I tried two different ways of analyzing with the “longer” representation of data to compare the arrival delays of each airline. I think it would be best to represent as percentage of flights on time over all flights taken. First attempt I break the data into two tables and then join them to calculate the percentage. Second attempt I tried not breaking into other tables and used only group_by, mutate, and summarise to come up with final data. In my first attempt I can see all the calculated columns and gave me more insight but the result of both attempts are the same.

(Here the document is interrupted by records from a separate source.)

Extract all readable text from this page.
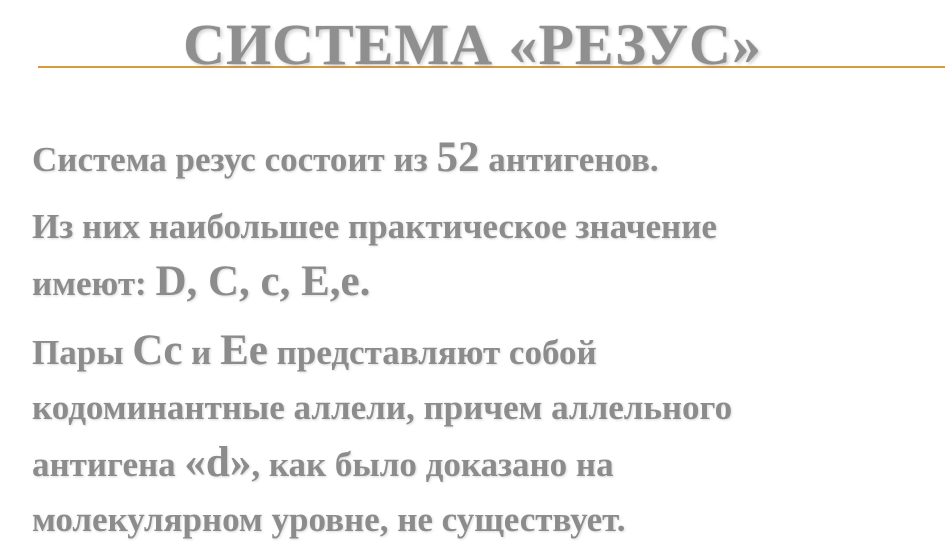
СИСТЕМА «РЕЗУС»

Система резус состоит из 52 антигенов.

Из них наибольшее практическое значение
имеют: D, C, c, E,e.

Пары Cc и Ee представляют собой
кодоминантные аллели, причем аллельного
антигена «d», как было доказано на
молекулярном уровне, не существует.
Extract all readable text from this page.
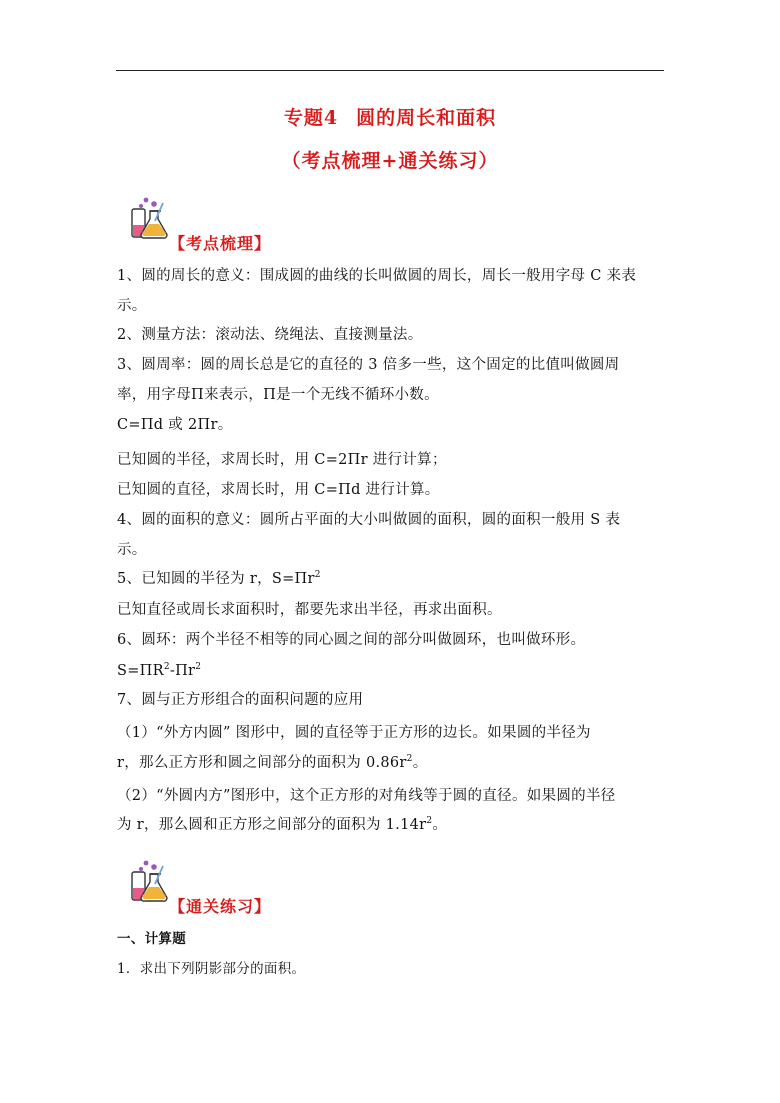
专题4 圆的周长和面积
（考点梳理+通关练习）
【考点梳理】
1、圆的周长的意义：围成圆的曲线的长叫做圆的周长，周长一般用字母 C 来表
示。
2、测量方法：滚动法、绕绳法、直接测量法。
3、圆周率：圆的周长总是它的直径的 3 倍多一些，这个固定的比值叫做圆周
率，用字母Π来表示，Π是一个无线不循环小数。
C=Πd 或 2Πr。
已知圆的半径，求周长时，用 C=2Πr 进行计算；
已知圆的直径，求周长时，用 C=Πd 进行计算。
4、圆的面积的意义：圆所占平面的大小叫做圆的面积，圆的面积一般用 S 表
示。
5、已知圆的半径为 r，$S=\Pi r^2$
已知直径或周长求面积时，都要先求出半径，再求出面积。
6、圆环：两个半径不相等的同心圆之间的部分叫做圆环，也叫做环形。
$S=\Pi R^2-\Pi r^2$
7、圆与正方形组合的面积问题的应用
（1）“外方内圆” 图形中，圆的直径等于正方形的边长。如果圆的半径为
r，那么正方形和圆之间部分的面积为 $0.86r^2$。
（2）“外圆内方”图形中，这个正方形的对角线等于圆的直径。如果圆的半径
为 r，那么圆和正方形之间部分的面积为 $1.14r^2$。
【通关练习】
一、计算题
1．求出下列阴影部分的面积。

Around 89 percent of AM WEST flights arrive on time and around 87 percent of Alaska flights arrive to the locations on time.
# Break into different summary tables
total_flights <- airlines_long %>%
group_by(airline) %>%
summarise(all_loc = sum(count)) #%>%
total_status <- airlines_long %>%
group_by(airline, status) %>%
summarise(total_status = sum(count))
## `summarise()` has grouped output by 'airline'. You can override using the
## `.groups` argument.
attempt_1 <- total_status %>%
left_join(total_flights) %>%
mutate(percentage = total_status/all_loc*100) %>%
print()
## Joining with `by = join_by(airline)`
## # A tibble: 4 × 5
## # Groups: airline [2]
## airline status total_status all_loc percentage
## <chr> <chr> <int> <int> <dbl>
## 1 AM WEST delayed 787 7225 10.9
## 2 AM WEST on time 6438 7225 89.1
## 3 Alaska delayed 501 3775 13.3
## 4 Alaska on time 3274 3775 86.7
# Second attempt without breaking into different tables
attempt_2 <- airlines_long %>%
group_by(airline) %>%
mutate(all_loc = sum(count),
percentage = count/all_loc*100) %>%
group_by(airline, status, all_loc) %>%
summarise(total_per = sum(percentage)) %>%
print()
## `summarise()` has grouped output by 'airline', 'status'. You can override using
## the `.groups` argument.
## # A tibble: 4 × 4
## # Groups: airline, status [4]
## airline status all_loc total_per
## <chr> <chr> <int> <dbl>
## 1 AM WEST delayed 7225 10.9
## 2 AM WEST on time 7225 89.1
## 3 Alaska delayed 3775 13.3
## 4 Alaska on time 3775 86.7
I used Microsoft Excel to generate the table for Assignment 4 and saved as csv file then uploaded to Github to load for my analysis. The table from the assignment had various empty column headers and cells. First step after loading the table in R I noticed that the empty column headers were assigned names like X and X.1 and the empty cells were taken as either empty spaces or null values. I renamed the column headers to “airlines” and “status” and changed all the empty spaces to NA values since R has built in functions to take care of NA values. Then I used the fill function going down for column “airlines” so that the values will be filled in until the next value encountered. To take care of the empty row in the table, I used the values_drop_na value in pivot_longer function to remove the empty row and used the arrival location as key called location to expand the table.
For my analysis, I first group the data by airline to get the total flights arrived for each airlines then calculated the percentage with that information. Use the mutate function to add the information to the table and then group again by airline and status. Use the summary function I was able to find the percentage in which flights arrive on time or delayed per each airline. I find that around 89 percent of AM WEST flights arrive on time and around 87 percent of Alaska flights arrive to the locations on time.